« You took something from us, we take something from you. »
[Vous nous avez pris quelque chose, on vous prend quelque chose.]

Lorsque deux policiers interviennent dans une dispute conjugale, la situation dégénère et un accident tragique se produit. Craignant d’être lynchés par l’opinion publique, les policiers tentent de dissimuler l’incident, révélant ainsi que leurs caméras corporelles ne sont pas les seules à les filmer.
Avec BodyCam, Brandon Christensen propose un film d’horreur de type found footage qui réussit à faire monter le rythme cardiaque. Clairement un film qui plaira aux amateurs du genre.
Il y a deux styles de films de type found footage. Il y a ceux qui sont très calculés, avec une caméra plutôt stable afin que ça se rapproche d’un film tourné de façon plus classique, et il y a ceux qui laissent les acteurs réellement en charge et où ça bouge vraiment beaucoup – comme c’était le cas pour Blair Witch Project. BodyCam fait partie de cette deuxième catégorie.

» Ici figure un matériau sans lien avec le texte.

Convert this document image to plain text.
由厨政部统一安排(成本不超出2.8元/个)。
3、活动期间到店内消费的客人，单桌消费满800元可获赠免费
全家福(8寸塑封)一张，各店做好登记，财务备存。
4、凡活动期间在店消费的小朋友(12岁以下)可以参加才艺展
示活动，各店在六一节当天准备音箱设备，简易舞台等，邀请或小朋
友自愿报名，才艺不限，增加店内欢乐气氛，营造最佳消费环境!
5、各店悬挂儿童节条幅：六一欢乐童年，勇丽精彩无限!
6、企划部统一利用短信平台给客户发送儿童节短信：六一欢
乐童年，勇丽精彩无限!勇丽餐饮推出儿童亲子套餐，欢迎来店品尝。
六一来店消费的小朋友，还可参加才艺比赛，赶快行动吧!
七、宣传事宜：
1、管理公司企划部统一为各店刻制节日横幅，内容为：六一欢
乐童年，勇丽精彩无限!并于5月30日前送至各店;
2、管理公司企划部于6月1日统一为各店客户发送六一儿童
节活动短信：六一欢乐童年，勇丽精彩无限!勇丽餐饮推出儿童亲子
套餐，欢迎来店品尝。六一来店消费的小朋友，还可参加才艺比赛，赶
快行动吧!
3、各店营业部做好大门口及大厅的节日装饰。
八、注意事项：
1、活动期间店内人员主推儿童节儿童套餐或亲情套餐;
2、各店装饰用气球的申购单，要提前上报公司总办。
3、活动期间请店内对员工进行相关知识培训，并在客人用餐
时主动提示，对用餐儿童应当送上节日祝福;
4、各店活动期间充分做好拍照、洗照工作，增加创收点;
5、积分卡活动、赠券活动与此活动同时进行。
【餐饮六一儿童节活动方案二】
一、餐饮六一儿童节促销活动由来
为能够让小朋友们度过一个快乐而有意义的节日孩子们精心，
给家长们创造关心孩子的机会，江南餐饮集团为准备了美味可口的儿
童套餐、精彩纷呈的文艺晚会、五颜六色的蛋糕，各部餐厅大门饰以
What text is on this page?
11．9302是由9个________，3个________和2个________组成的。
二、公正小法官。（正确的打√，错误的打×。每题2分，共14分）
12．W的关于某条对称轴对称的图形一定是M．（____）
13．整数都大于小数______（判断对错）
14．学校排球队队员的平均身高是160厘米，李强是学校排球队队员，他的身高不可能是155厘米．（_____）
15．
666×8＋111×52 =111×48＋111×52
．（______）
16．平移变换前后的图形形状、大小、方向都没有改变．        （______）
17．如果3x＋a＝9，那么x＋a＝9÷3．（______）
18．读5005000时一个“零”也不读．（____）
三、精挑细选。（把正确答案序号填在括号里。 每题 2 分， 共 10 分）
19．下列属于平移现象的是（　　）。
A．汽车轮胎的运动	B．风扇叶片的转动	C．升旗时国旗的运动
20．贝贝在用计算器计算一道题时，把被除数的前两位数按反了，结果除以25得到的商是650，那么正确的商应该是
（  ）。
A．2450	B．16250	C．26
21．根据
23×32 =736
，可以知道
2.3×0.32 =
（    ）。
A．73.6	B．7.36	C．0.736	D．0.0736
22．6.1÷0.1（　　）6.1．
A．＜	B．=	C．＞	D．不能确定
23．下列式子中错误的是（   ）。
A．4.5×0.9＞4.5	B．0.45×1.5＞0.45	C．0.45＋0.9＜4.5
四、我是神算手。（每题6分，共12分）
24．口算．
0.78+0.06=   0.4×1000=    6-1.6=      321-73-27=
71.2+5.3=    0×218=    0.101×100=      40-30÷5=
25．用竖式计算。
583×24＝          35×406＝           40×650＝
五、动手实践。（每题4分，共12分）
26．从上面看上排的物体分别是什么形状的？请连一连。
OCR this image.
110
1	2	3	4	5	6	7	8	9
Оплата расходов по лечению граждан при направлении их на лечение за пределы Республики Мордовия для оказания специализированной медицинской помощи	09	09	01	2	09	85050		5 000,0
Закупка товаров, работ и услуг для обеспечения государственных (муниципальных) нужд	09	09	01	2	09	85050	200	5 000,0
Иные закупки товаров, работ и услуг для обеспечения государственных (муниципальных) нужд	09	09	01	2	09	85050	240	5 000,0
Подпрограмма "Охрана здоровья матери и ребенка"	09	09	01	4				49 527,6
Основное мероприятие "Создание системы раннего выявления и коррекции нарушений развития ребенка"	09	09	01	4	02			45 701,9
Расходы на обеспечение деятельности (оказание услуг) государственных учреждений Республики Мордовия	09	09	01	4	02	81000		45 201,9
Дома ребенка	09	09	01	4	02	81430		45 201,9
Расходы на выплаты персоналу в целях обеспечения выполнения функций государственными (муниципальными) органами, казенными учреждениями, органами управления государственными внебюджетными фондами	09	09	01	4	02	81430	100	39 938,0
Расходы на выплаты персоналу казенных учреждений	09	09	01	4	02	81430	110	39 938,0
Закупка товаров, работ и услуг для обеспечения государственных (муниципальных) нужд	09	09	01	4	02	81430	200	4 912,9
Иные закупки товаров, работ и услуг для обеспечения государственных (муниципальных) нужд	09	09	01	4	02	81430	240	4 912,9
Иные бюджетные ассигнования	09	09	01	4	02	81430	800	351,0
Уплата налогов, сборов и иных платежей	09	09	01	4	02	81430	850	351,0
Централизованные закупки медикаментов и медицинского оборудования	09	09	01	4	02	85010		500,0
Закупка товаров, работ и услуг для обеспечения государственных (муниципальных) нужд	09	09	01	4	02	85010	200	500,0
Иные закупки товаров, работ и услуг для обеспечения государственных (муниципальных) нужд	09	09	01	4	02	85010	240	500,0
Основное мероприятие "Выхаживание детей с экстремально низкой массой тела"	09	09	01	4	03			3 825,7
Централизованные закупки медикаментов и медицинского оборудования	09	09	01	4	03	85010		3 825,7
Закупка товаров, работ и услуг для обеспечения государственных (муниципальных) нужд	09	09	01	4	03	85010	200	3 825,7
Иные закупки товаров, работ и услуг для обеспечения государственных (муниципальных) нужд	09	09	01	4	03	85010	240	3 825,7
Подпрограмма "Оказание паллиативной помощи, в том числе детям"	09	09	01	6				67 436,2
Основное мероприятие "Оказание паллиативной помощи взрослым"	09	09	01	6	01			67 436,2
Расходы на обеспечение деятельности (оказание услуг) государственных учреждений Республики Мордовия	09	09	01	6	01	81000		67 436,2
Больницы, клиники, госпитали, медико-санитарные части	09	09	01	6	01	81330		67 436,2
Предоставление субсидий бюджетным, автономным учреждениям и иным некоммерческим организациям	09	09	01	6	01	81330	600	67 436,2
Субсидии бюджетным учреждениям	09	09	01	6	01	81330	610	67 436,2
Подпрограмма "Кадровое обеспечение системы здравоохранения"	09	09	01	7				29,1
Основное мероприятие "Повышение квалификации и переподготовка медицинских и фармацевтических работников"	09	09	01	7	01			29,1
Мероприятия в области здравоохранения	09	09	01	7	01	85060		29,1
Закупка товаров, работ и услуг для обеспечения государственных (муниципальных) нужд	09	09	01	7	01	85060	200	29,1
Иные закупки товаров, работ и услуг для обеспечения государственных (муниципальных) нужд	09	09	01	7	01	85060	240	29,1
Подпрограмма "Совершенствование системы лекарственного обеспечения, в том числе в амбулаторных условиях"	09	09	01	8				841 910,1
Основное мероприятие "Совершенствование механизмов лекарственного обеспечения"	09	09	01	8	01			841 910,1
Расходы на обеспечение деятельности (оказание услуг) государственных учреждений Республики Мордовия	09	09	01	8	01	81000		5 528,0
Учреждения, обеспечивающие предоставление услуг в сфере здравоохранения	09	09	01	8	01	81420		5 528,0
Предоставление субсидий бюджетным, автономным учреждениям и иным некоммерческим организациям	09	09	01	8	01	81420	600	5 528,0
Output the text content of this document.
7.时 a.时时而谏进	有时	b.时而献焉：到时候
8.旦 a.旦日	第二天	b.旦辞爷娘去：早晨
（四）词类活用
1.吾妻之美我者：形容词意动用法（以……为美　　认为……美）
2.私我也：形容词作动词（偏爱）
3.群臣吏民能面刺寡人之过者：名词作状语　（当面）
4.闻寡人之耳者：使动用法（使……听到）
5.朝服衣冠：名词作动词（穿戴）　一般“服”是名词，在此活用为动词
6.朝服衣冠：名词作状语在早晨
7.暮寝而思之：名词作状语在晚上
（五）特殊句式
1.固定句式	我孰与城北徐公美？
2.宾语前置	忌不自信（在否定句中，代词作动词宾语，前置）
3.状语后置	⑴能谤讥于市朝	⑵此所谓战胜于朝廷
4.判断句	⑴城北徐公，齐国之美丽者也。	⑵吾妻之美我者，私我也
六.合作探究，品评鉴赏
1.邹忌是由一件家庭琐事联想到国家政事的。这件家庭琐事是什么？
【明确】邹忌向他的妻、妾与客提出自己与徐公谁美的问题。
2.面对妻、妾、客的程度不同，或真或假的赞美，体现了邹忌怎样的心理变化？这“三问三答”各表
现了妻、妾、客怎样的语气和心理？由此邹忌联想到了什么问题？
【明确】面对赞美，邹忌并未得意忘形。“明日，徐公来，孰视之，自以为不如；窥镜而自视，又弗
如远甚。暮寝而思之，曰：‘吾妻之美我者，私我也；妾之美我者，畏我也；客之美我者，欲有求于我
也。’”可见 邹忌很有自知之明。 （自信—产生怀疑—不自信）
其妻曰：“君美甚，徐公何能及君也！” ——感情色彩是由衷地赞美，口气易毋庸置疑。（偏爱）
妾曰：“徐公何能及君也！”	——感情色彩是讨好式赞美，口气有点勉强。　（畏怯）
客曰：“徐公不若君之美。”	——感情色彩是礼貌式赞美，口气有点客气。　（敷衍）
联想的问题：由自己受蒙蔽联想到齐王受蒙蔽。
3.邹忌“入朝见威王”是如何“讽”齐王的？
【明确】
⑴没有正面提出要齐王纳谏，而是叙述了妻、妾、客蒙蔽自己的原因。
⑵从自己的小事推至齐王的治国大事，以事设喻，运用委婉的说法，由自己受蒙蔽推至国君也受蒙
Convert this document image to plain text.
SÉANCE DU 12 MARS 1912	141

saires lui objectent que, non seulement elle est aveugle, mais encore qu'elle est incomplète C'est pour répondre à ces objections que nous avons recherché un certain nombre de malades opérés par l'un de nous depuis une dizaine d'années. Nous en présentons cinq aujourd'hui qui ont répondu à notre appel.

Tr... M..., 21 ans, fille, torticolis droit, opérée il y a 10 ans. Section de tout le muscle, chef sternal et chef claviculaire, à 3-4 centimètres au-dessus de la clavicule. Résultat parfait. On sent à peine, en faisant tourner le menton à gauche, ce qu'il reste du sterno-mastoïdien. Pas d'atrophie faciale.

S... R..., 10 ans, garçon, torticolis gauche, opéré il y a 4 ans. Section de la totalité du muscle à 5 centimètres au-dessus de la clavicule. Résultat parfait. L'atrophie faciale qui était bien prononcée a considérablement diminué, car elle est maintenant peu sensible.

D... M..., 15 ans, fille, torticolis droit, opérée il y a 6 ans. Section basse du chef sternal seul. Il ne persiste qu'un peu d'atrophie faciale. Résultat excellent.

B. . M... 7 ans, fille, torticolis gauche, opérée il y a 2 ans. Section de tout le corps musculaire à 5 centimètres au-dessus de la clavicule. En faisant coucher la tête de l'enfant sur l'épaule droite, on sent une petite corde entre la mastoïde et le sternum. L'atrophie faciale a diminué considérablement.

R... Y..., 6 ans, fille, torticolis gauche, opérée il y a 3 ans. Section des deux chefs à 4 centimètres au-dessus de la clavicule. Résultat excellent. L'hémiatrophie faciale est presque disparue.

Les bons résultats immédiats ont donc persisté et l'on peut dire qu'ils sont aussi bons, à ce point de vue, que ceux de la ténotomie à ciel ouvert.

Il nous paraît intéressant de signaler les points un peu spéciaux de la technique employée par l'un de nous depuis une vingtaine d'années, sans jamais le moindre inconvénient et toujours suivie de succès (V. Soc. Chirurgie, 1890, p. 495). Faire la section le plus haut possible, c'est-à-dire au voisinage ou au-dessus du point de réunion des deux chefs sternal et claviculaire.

J’aime beaucoup l’idée que le réalisateur s’en remette à ses acteurs pour filmer. Mais par moment, ça bouge un peu trop. Il aurait fallu qu’il y ait un peu plus de contrôle. Pas énormément, mais à certains moments, si ça bougeait un peu moins, les moments d’intensité seraient renforcés. C’est peut-être le début du film qui est le moins bon moment pour que ça bouge autant. Le spectateur embarquerait plus rapidement si les premières minutes étaient plus lentes.
Par contre, on ne peut pas dire qu’il ne se passe pas grand-chose. Contrairement à la majorité des films de found footage, celui-ci est rempli d’action. Souvent, on n’a qu’une caméra (comme dans Rec.). Cela restreint les possibilités. Mais ici, comme les deux policiers et la voiture ont des caméras, le réalisateur peut jouer avec les angles au montage. Ces changements de caméras sont bien utilisés.
BodyCam mise sur le réchauffé. On a l’impression que les scénaristes ont pioché dans les films du genre ici et là afin de ramasser ce qui leur plaisait et l’ont introduit dans leur film. Soyons clairs : ça marche. Le résultat est un film qui fait monter le rythme cardiaque et qui donne des moments d’horreur réussis. Mais si on cherche de l’originalité, du nouveau, on devra repasser.

Par moment j’avais l’impression de regarder Rec., puis soudainement, je me retrouvais dans Blair Witch, puis dans It lives Inside. La séquence du début dans la maison est tout de même palpitante. Elle met en place l’histoire de façon intense et trépidante. Le décor est magnifiquement terrifiant et les acteurs sont convaincants.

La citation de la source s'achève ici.